Peloponnessos’lularla Atina’lıların Savaşı adlı yapıtında pek çok ayrıntı verir: çarpışmalar, kuşatmalar, ittifaklar vb. Konusunu yalnızca Peloponnessos Savaşı ve savaşan şehir devletleri arasındaki ilişkilerle sınırlamış, Herodotos gibi konu dışı çeşitli ayrıntılara sapmamış, kaynaklarını ciddi bir eleştiriden geçirdikten sonra eserine dahil etmiştir. Bu anlamda eleştirel tarih yazımının kurucusu sayılır. Ayrıca eserinin sadece okuma zevki vermesini değil, gelecek için bir bilgi edinme aracı olmasını ummuştur, bu konuda şöyle der: “Çünkü bu, geçici olarak kulağa hoş gelen süslü bir müsabaka eseri olmaktan ziyade daimi bir hazine olsun diye yazılmıştır.”
Getirdiği bir diğer yenilik tarihi olayları insan ve toplum dışı, doğaüstü sebeplerle değil, olayların içinde saklı gerçek sebeplerle, akıl yolu ile izaha çalışmasıdır.
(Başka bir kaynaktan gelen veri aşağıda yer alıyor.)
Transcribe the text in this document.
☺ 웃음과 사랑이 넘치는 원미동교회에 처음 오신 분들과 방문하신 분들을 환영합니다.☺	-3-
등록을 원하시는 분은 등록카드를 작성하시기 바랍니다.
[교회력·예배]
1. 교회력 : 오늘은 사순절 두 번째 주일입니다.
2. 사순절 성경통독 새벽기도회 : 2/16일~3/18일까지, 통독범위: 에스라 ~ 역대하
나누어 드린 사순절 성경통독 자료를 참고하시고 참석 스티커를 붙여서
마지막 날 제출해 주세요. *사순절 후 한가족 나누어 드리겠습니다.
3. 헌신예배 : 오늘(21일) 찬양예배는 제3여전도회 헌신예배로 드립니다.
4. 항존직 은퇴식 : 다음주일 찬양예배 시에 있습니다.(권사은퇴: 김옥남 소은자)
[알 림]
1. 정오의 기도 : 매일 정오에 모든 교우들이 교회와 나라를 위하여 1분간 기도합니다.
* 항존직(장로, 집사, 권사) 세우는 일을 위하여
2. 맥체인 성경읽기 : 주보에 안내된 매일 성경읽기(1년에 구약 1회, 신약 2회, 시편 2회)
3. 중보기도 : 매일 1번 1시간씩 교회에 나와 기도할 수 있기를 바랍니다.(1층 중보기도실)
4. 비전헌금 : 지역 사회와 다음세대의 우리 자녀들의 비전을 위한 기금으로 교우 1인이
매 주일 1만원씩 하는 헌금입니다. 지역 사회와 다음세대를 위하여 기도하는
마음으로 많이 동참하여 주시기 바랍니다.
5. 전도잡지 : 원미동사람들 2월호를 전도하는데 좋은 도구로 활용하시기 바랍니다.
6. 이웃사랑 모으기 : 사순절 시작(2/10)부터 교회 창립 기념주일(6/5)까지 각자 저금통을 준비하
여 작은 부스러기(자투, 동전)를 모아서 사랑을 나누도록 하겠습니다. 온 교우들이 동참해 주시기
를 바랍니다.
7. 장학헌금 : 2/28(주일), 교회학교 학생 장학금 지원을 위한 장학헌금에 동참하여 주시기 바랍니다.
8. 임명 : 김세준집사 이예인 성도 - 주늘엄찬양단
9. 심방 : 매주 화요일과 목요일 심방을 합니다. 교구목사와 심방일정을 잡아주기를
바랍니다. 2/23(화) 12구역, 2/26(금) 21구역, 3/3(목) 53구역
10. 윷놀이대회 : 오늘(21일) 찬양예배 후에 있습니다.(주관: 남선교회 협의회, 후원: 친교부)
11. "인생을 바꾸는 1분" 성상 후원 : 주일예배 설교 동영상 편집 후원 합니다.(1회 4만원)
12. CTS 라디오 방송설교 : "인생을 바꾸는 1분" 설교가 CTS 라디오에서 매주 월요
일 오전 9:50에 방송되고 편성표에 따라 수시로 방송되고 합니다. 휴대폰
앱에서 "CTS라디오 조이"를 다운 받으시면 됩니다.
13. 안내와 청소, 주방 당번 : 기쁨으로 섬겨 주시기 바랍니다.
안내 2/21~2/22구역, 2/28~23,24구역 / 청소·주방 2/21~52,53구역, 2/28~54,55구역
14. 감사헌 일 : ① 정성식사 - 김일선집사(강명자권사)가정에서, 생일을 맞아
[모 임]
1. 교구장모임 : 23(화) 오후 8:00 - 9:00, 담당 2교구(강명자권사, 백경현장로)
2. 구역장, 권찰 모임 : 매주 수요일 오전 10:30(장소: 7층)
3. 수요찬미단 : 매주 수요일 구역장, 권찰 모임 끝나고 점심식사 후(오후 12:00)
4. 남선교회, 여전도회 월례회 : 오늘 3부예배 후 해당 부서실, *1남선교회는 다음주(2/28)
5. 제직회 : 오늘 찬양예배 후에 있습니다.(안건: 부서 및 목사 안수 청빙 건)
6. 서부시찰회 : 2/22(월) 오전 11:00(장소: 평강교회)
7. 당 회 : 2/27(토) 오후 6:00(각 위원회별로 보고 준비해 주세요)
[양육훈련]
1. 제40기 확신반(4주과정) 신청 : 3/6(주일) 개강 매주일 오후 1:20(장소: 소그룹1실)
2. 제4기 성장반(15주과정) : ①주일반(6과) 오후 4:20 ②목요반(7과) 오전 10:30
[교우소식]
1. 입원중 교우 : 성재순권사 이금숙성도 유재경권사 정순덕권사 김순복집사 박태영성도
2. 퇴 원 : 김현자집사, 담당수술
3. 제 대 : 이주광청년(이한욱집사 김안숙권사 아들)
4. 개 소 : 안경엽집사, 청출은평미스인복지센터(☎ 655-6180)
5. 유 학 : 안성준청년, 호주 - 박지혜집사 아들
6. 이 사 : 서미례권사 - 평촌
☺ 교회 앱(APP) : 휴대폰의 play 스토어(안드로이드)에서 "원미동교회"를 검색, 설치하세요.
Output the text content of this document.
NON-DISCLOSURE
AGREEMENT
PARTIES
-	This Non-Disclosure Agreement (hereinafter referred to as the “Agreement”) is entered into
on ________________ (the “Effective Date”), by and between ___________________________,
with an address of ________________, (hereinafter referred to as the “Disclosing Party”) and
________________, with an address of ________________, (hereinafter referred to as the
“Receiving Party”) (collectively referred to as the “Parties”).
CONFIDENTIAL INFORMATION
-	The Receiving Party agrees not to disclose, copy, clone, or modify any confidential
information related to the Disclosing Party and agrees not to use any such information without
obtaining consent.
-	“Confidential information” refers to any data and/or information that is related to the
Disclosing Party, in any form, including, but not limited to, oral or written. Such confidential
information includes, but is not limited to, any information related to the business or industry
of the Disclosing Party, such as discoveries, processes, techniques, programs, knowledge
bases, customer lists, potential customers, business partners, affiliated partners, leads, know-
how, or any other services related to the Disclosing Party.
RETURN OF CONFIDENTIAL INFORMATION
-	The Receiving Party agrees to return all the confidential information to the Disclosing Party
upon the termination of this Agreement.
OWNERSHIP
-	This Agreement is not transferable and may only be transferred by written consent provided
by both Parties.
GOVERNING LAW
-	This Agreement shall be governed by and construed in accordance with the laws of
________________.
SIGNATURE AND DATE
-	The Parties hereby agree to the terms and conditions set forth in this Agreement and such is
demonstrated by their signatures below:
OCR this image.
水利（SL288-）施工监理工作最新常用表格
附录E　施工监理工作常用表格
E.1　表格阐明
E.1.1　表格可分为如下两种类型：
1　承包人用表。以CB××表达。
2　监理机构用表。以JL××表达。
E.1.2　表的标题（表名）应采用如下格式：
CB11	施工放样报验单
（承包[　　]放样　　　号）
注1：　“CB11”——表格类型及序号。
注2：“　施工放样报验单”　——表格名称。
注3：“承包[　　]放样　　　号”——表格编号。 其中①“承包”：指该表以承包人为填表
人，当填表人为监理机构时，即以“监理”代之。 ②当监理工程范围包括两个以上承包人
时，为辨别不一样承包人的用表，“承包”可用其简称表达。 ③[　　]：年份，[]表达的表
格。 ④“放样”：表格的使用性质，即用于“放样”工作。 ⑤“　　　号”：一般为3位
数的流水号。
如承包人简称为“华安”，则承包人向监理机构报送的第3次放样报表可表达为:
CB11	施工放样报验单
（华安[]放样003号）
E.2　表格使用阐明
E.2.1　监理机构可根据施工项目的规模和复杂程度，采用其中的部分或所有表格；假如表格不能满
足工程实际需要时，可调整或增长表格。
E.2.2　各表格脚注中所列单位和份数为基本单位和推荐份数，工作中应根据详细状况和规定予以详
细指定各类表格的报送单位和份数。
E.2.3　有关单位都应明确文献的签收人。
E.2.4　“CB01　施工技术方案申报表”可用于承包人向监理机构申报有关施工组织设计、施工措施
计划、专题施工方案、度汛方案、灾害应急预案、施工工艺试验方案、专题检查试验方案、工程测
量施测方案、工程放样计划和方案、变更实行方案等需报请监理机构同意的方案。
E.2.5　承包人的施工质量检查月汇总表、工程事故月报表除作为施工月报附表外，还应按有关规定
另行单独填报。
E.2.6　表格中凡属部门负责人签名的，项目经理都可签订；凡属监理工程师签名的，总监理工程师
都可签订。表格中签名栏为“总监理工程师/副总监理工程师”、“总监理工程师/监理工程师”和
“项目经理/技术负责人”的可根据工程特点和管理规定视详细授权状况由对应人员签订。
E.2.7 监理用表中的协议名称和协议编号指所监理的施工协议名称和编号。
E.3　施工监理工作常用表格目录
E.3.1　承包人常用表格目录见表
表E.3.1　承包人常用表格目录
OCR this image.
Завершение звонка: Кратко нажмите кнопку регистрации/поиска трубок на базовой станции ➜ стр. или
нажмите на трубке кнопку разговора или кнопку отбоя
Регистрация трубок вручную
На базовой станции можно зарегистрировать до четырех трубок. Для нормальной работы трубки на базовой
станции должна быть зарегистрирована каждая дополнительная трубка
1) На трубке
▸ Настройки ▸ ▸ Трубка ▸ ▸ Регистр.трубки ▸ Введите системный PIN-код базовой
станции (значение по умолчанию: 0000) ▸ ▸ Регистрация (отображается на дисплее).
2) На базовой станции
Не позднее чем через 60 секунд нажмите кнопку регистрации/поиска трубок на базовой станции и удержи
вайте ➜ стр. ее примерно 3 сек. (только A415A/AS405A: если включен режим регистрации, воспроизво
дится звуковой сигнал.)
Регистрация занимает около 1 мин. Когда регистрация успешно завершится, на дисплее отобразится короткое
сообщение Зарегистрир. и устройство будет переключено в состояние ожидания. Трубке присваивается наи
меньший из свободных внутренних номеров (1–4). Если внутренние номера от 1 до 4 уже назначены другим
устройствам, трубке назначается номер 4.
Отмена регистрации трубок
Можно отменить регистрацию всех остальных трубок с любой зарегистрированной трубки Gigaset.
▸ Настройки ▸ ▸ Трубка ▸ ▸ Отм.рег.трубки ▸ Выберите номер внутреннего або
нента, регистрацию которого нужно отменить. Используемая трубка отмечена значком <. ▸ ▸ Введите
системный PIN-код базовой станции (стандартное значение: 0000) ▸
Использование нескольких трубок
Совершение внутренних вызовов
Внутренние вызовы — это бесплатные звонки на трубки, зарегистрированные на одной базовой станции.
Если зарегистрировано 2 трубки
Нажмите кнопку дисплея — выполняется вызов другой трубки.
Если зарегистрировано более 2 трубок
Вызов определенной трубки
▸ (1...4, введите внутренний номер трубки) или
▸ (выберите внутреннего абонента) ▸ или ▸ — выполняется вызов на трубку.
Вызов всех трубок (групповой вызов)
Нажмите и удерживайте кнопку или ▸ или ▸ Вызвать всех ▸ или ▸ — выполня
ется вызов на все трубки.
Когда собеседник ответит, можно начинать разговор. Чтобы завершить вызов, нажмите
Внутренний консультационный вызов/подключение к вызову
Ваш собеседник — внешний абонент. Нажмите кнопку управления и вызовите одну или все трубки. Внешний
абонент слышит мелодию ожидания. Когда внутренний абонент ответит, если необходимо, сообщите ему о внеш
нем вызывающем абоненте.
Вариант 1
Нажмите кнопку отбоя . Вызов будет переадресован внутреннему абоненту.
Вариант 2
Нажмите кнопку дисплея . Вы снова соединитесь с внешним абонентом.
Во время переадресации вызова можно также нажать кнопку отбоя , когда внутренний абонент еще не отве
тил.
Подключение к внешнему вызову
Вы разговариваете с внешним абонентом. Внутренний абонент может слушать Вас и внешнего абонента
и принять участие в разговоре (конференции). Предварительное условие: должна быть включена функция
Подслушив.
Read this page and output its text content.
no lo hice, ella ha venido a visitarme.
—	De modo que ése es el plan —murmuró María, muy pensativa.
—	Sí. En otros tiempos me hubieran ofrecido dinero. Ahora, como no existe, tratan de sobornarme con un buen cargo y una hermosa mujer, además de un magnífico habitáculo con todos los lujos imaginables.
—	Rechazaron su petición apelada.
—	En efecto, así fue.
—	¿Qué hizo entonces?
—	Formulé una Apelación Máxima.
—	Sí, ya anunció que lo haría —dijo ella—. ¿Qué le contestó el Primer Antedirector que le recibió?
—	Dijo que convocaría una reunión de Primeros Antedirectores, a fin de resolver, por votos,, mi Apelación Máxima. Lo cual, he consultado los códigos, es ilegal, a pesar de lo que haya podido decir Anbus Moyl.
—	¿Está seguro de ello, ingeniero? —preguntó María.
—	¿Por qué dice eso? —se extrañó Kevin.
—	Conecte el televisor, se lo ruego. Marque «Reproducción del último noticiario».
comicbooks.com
Zaman dizinine (kronoloji) önem vermesi önemli başka bir yönüdür.
Sekiz kitaptan oluşan yapıtını MÖ 404 yılına dek getirmek istemiş fakat 411 yılından ötesini anlatmaya ömrü yetmemiştir.
Savaşta öldürülenlerin ardından Perikles’in konuşmasının aktarıldığı bölüm, Atina ve Atina demokrasisi üzerine etkileyici bir değerlendirmedir.
Rönesans dönemi araştırmacıları onun adını hatırlamazlar, ancak 18. yüzyılda tekrar onun eserlerine başvurulur.